Pure nightmare fuel
Pure nightmare fuel
Pure nightmare fuel
That scene from The Neverending Story scarred me for life. You know the one I'm talking about. Poor Artax.
That movie was a freaking trip and a half. Idk what they were smoking, but I want some too.
The judgement angels got me first.. Artax took it to another level.
HMMmmmmmMmmm?
I hate your whine!
One of my favorite movies growing up! I showed it to my kids when they were about the same age and scared the shit out of them lol.
I showed it to my kid when they turned five and they still make the skeksis noise sometimes
Remember that the people making kids movies today are the ones who were the kids watching those fucked up movies from back in the day.
That, to me, says two things:
Never forget David Bowie's Codpiece. 🫣
As a kid it was the guys who disassembled themselves that freaked me out more than anything else in that movie.
Took me a minute to figure out who you were talking about.
https://muppet.fandom.com/wiki/The_Fireys
They're called The Fireys, apparently.
Jon Oliver should buy the various codpieces
Side note: it never fails to miff me, that bible bashers burned women and children alive at the stake, and instead of seeing that as a travesty, media backs up the bible bashers and demonises witches. People who were mainly midwives and healers. It hurts my brain.
The only family movie that gave me nightmares as a kid was the return to Oz.
wheelers!
they could climb stairs so fast wtf
Thanks, I'd forgotten that trauma. Am now having terrified toddler flashbacks.
Dooooooortheeeeeee GAAAAAAAAAAALE
That still haunts me.
I loved that movie, how weird it was compared with The Wizard of Oz. I think I may be one of only a few people our age who wasn’t terrified by it. Now, that one scene in Indiana Jones and the Temple of Doom, on the other hand, I wasn’t ready…
Pfft whatever. I grew up with super friends. It was the most watered down, sanitized version of super hero action you can get. My daughter watches kids superhero stuff and they actually fight all the time. She reads the warriors books that have parts where cats rip each other to shreds.

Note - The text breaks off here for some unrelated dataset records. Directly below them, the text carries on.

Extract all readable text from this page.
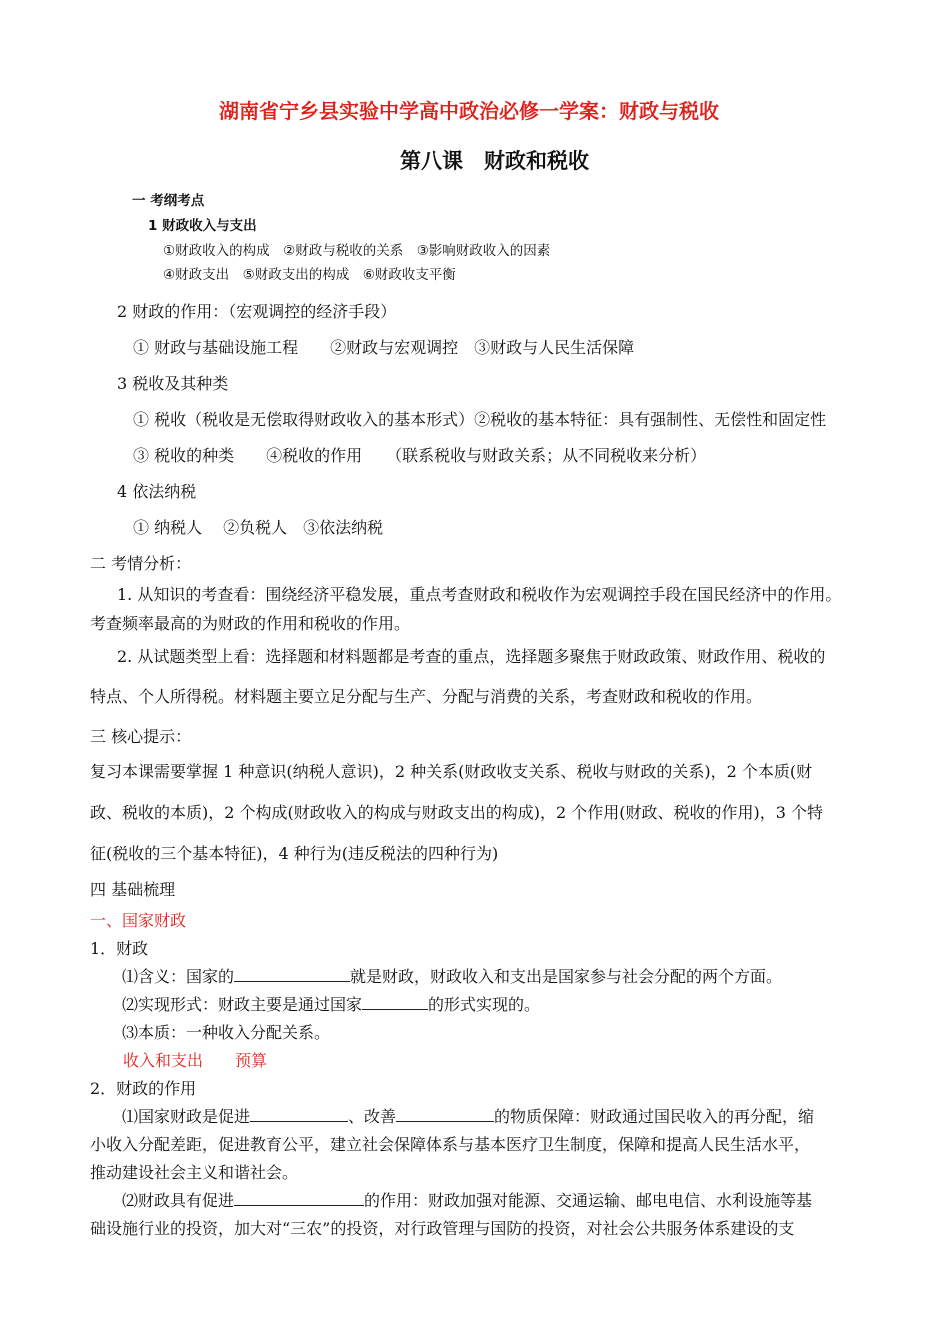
湖南省宁乡县实验中学高中政治必修一学案：财政与税收
第八课　财政和税收
一 考纲考点
1 财政收入与支出
①财政收入的构成　②财政与税收的关系　③影响财政收入的因素
④财政支出　⑤财政支出的构成　⑥财政收支平衡
2 财政的作用：（宏观调控的经济手段）
① 财政与基础设施工程　　②财政与宏观调控　③财政与人民生活保障
3 税收及其种类
① 税收（税收是无偿取得财政收入的基本形式）②税收的基本特征：具有强制性、无偿性和固定性
③ 税收的种类　　④税收的作用　　（联系税收与财政关系；从不同税收来分析）
4 依法纳税
① 纳税人　 ②负税人　③依法纳税
二 考情分析：
1. 从知识的考查看：围绕经济平稳发展，重点考查财政和税收作为宏观调控手段在国民经济中的作用。
考查频率最高的为财政的作用和税收的作用。
2. 从试题类型上看：选择题和材料题都是考查的重点，选择题多聚焦于财政政策、财政作用、税收的
特点、个人所得税。材料题主要立足分配与生产、分配与消费的关系，考查财政和税收的作用。
三 核心提示：
复习本课需要掌握 1 种意识(纳税人意识)，2 种关系(财政收支关系、税收与财政的关系)，2 个本质(财
政、税收的本质)，2 个构成(财政收入的构成与财政支出的构成)，2 个作用(财政、税收的作用)，3 个特
征(税收的三个基本特征)，4 种行为(违反税法的四种行为)
四 基础梳理
一、国家财政
1．财政
⑴含义：国家的	就是财政，财政收入和支出是国家参与社会分配的两个方面。
⑵实现形式：财政主要是通过国家	的形式实现的。
⑶本质：一种收入分配关系。
收入和支出　　预算
2．财政的作用
⑴国家财政是促进	、改善	的物质保障：财政通过国民收入的再分配，缩
小收入分配差距，促进教育公平，建立社会保障体系与基本医疗卫生制度，保障和提高人民生活水平，
推动建设社会主义和谐社会。
⑵财政具有促进	的作用：财政加强对能源、交通运输、邮电电信、水利设施等基
础设施行业的投资，加大对“三农”的投资，对行政管理与国防的投资，对社会公共服务体系建设的支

Things are different these days of course, but this post is horseshit.
Pfft, probably wouldn't recognize a carebear stare if it hit ya in the face.
Amateurs.
Finally, even if you are the worst among your peers, at least you aren't as bad or sad as characters of old fashioned tragedies and cautionary tales which are meant to give kids intuitive understanding of the three principles above.
The witches. Mother fuck that movie. This scene, and really the whole movie gave me the creeps as a kid. Charlie and the chocolate factory weirded me out too. Fuck Roald Dahl.
I used to love his books as a kid. It was only as an adult that I realised that torturing and murdering children was his favourite theme in his kids books.
Oh, I very much caught that as a kid and it was part of what weirded me out.
Best movie for 8 yr old me. Watch it at least 8 times over a course of a 3 days.
Would have watched it more if I didn't have to return it.
Note: I was into anything scary or creepy as a kid
Mine was Time Bandits.
Horrid recurring nightmares of either being chased or stuck in the cage floating over an abyss.
It's basically because of grandpa Joe
Let's skip to generation 4
Child catcher from Chitty Chitty bang bang: "lemme just slip into your dreams. Btw I'm under your bed now "
Ok so the dark crystal is a genuinely terrifying film DESIGNED SPECIFICALLY FOR KIDS
It is not for kids. Deliberately made to be a fantasy story for adults. The puppets don't mean it is for kids but, like cartoons, puppets got lumped into a "kids" categories for literally no reason.
One oft the Spykids Movies has these bizzare Creatures, the stuff of Nightmares
It's from the movie The Witches, rewatched it a couple years ago as an adult, still a fun movie.
hey Sora make a megamix of all the traumatizing childrens movie moments
ow... right in my trauma...
My kids still watch Witches. They love that and Labyrinth.
Not only does the brave little toaster have a song where cars in a junkyard sing about how worthless they are before they are crushed to death but one of those cars drives himself onto the conveyor belt before the magnet can put them there because he wanted to die on his own terms.
WTF were they showing us yo.
Life, bro. Real fucking life reflected in the shiny surface of an animated toaster.
True. I do like with children's stuff doesn't shy away from things that are more real.
You're worthless!
Whole movie is so gothic. But the danger feels so real in that one and in American Tail.
I blame BLT for causing some minor hoarding tendencies.
There are no cats in America is actually a deeply troubling introspection of American immigrant racism of both the immigrant and the recipient country.
But my cohort had Watership Down
Described recently as the best example of cosmic horror/literary irony
Art Garfunkel's song "Bright Eyes" is absolutely, beautifully, brutally sad.